Musa kissed Asha and the two walked slowly towards the old bed hugging each other. Musa placed Asha gently onto the bed and tucked her in.
“I love you and I need you so much, dear Musa,” Asha mumbled.
“Shh…Shh relax dear,” Musa stated.
His strong hands reached Asha’s neck and circled the back of her shoulders massaging her aching body, gradually drifting her into a slumber. He remembered his promise to his other wife.
When Asha woke next, she looked at her small phone beside her pillow. It read 3.33am. She rose to remembering the ceremony of the previous day. But those haunting thoughts did not cloud her as much and her guilt had lessened. Perhaps the 40 days of mourning had rubbed their therapeutics. She watched Mariamu sleeping soundly on the floor beside her bed. But Musa was not there. He was gone.
Would Musa pressurize her for the son he had always wanted? Would Mariamu resume her after school tuitions which had come to a halt because the money was needed for Fatuma’s care? Asha pondered as she sat up in bed.

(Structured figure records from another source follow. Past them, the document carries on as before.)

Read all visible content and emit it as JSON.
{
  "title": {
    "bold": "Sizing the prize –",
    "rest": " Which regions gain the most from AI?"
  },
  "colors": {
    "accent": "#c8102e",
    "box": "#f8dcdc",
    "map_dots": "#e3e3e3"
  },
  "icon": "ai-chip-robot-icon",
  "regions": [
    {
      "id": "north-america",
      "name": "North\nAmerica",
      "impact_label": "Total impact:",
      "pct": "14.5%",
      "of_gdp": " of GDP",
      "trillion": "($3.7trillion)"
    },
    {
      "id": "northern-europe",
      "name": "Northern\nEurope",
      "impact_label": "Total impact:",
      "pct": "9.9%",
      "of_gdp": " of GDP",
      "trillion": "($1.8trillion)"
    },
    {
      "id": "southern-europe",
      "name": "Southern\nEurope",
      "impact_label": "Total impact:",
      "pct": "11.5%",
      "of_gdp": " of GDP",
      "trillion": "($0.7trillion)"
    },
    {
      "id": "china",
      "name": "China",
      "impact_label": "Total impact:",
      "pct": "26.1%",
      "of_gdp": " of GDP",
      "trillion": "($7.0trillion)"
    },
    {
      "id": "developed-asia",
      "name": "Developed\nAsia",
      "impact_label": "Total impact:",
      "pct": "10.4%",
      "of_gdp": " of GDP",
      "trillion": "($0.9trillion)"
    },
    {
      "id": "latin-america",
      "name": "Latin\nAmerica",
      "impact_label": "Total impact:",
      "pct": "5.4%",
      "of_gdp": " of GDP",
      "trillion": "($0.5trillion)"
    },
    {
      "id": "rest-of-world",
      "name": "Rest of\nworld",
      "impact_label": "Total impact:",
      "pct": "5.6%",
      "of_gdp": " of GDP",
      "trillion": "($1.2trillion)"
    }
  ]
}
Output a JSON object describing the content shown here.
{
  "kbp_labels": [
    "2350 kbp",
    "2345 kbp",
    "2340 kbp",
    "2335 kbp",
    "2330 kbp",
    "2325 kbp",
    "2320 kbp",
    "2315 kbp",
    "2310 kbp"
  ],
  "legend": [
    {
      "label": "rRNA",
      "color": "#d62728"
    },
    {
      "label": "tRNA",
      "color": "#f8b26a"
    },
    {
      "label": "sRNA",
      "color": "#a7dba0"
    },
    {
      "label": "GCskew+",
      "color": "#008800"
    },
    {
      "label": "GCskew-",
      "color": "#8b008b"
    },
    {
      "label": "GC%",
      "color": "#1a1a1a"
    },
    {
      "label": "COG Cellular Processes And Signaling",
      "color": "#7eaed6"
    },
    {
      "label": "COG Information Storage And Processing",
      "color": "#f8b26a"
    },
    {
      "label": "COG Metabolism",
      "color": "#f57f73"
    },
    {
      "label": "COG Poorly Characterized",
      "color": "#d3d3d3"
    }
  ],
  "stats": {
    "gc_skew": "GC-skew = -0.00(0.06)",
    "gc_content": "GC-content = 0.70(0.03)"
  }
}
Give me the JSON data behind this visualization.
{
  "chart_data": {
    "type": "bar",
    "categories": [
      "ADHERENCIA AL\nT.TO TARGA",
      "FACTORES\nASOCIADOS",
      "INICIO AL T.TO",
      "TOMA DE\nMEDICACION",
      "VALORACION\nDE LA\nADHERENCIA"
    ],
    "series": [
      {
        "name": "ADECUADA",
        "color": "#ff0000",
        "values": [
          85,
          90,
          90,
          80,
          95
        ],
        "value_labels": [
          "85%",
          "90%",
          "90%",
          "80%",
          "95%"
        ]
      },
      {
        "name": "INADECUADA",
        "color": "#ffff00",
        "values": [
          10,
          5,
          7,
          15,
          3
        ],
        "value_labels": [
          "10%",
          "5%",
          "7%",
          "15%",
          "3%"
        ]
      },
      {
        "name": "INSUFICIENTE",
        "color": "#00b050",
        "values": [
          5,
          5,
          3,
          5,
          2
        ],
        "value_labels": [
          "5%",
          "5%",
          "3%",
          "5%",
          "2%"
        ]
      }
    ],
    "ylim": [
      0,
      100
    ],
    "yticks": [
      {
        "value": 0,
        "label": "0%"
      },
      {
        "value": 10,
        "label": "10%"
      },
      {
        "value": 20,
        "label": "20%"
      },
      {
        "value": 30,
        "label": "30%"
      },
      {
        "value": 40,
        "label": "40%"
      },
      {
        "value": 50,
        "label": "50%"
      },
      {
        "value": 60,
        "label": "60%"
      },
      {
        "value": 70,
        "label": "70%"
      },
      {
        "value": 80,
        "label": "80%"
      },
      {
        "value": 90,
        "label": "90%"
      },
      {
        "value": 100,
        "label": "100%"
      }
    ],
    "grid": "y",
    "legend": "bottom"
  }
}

“Mama, mama, I need you mama, I want to play with you!”
Asha could hear her daughter calling out from the grave yet again. Her guilt had reduced but her grief would still continue.
She heard herself saying, “Fatuma my dear, I love you with all my heart. I am sorry I could not save you but I tried my best. I want you to be happy always.”
Asha stood up and strode forward, towards the buckets. It was 4 am, time to fetch the water and store it in for the day. She knew it was an exercising task but she had done it every single morning.
Resilient, sturdy hands picked up the empty buckets heading outwards to the neighborhood tap. Asha’s hardened feet soaked mother earth’s early morning dust ready to treasure life for this very day. She knew for sure, she would always love her Musa and her daughters Fatuma and Mariamu.